Now, if comparing DDR2 controllers in, say, Intel 975X and Nvidia 680i, all things being equal, Nvidia easily took a 10-12 per cent performance lead in both bandwidth and latency. On P35 and X38, that lead became nearly 15 per cent, as all newer Intel chipsets' memory controllers seem to focus more on DDR3 high-bandwidth, high-latency approach.
Then, as you saw from our Asus Maximus Extreme reviews - MSI X48 Platinum shows similar results with the new BIOS - a FSB1600 bundle with low-latency dual-channel DDR3-1600 gives some nasty high results now, above 9GB/s in Sandra. And, with X48, these numbers may scale well towards DDR3-2000 and FSB2000, depending on your board and memory.
Can Nvidia match or exceed it? It was master of memory controllers, after all. However, a year ago it had a two-year old Intel chipset against it - now, it faces a more aggressive Intel which also knows memory well, and which owns the darn CPU and FSB. And Nvidians tell us they expect it to be the "top overclocker".

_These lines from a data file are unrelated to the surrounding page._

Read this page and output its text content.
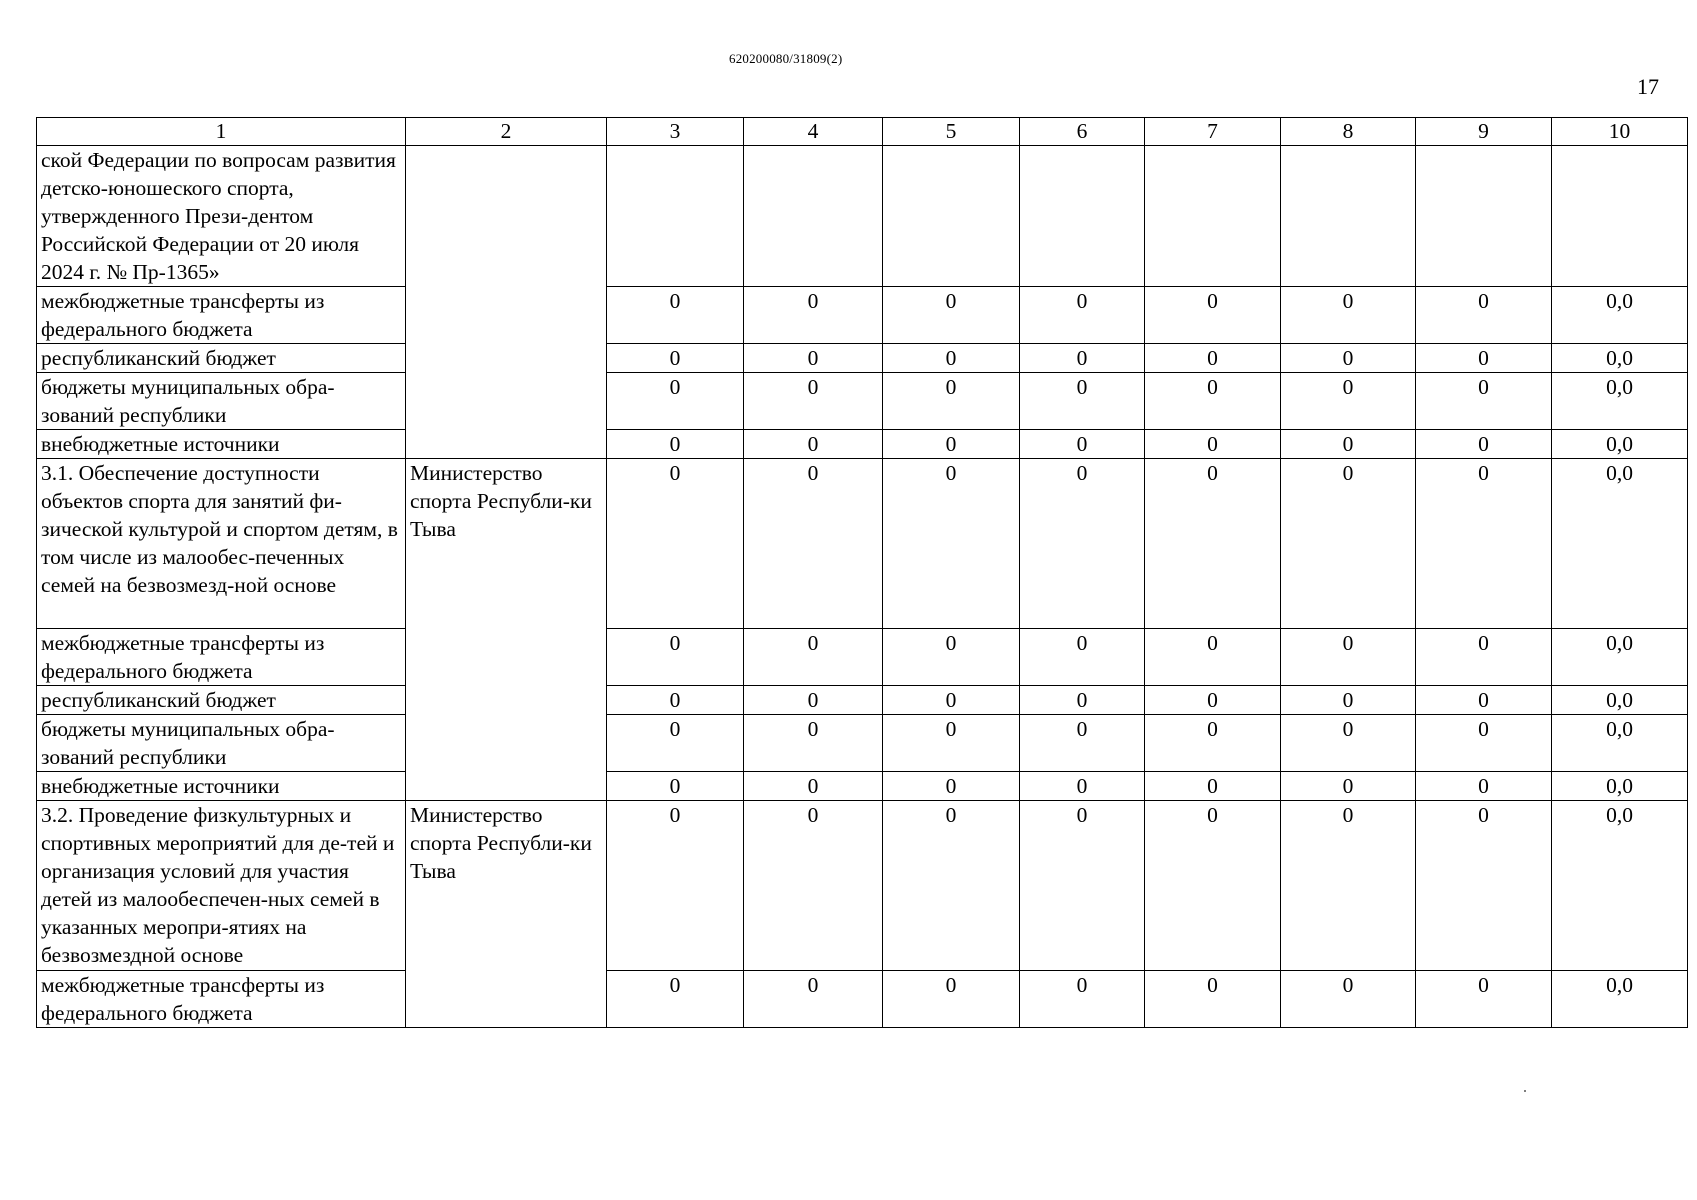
620200080/31809(2)
17
1	2	3	4	5	6	7	8	9	10
ской Федерации по вопросам развития детско-юношеского спорта, утвержденного Прези-дентом Российской Федерации от 20 июля 2024 г. № Пр-1365»									
межбюджетные трансферты из федерального бюджета		0	0	0	0	0	0	0	0,0
республиканский бюджет		0	0	0	0	0	0	0	0,0
бюджеты муниципальных обра-зований республики		0	0	0	0	0	0	0	0,0
внебюджетные источники		0	0	0	0	0	0	0	0,0
3.1. Обеспечение доступности объектов спорта для занятий фи-зической культурой и спортом детям, в том числе из малообес-печенных семей на безвозмезд-ной основе	Министерство спорта Республи-ки Тыва	0	0	0	0	0	0	0	0,0
межбюджетные трансферты из федерального бюджета		0	0	0	0	0	0	0	0,0
республиканский бюджет		0	0	0	0	0	0	0	0,0
бюджеты муниципальных обра-зований республики		0	0	0	0	0	0	0	0,0
внебюджетные источники		0	0	0	0	0	0	0	0,0
3.2. Проведение физкультурных и спортивных мероприятий для де-тей и организация условий для участия детей из малообеспечен-ных семей в указанных меропри-ятиях на безвозмездной основе	Министерство спорта Республи-ки Тыва	0	0	0	0	0	0	0	0,0
межбюджетные трансферты из федерального бюджета		0	0	0	0	0	0	0	0,0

Let's see about that. We'll be looking at the numbers that the 790i boards like Asus Striker II Extreme and similar MSI and Gigabyte offerings provide, in the next few weeks - just nice, a pretty much simultaneous roll-out of both X48 and 790i, might be a testers' wet dream.
Now, what does it all mean for those few new 780i owners? Well, yeah, you've been had, guys. Left out cold on the obsolescence stone, right at the point of purchase.
So why buy the 780i at all? Was it just to keep the DDR2 memory, with its present pricing? It's not justified to waste more electricity, cooling and so on with compromised performance on an extremely expensive platform anyway, just for the memory saving.
The extra bandwidth that dual-channel DDR3 provides may actually be beneficial for those dual and triple SLI setups, where multiple PCIe x16 slot data streams start competing with the CPU for that memory "attention".
Anyway, we hope the Nvidia's outburst of chippery, coming after all this holding back, could continue and last for a while longer, with a few more offerings including the dual-socket ones. They need it now - once the Nehalems come onto the stage (same applies for Shanghai and Fusion by AMD later) the space for a third party chipset supplier at the high end will narrow substantially, as most of the 'added value' north bidge functionality will move to the CPU.
Of course, Nvidia could produce some nifty I/O chipsets there, with hardware-accelerated Ethernet, wireless, RAID, USB v3, Firewire3200 and even HD audio all running off an I/O processor without disturbing the CPU. But hold on, something like that seems to already be in Intel's plans for Nehalem high end QuickPath chipsets.
Talking about Quickpath interconnect: if Nvidia really annoys Intel, it might end up without a Quickpath licence altogether, cutting it out of future Intel platform chipset business. Intel won't need Nvidia then: Chipzilla's got the CPUs, chipsets too - and some really nasty GPUs not far from now.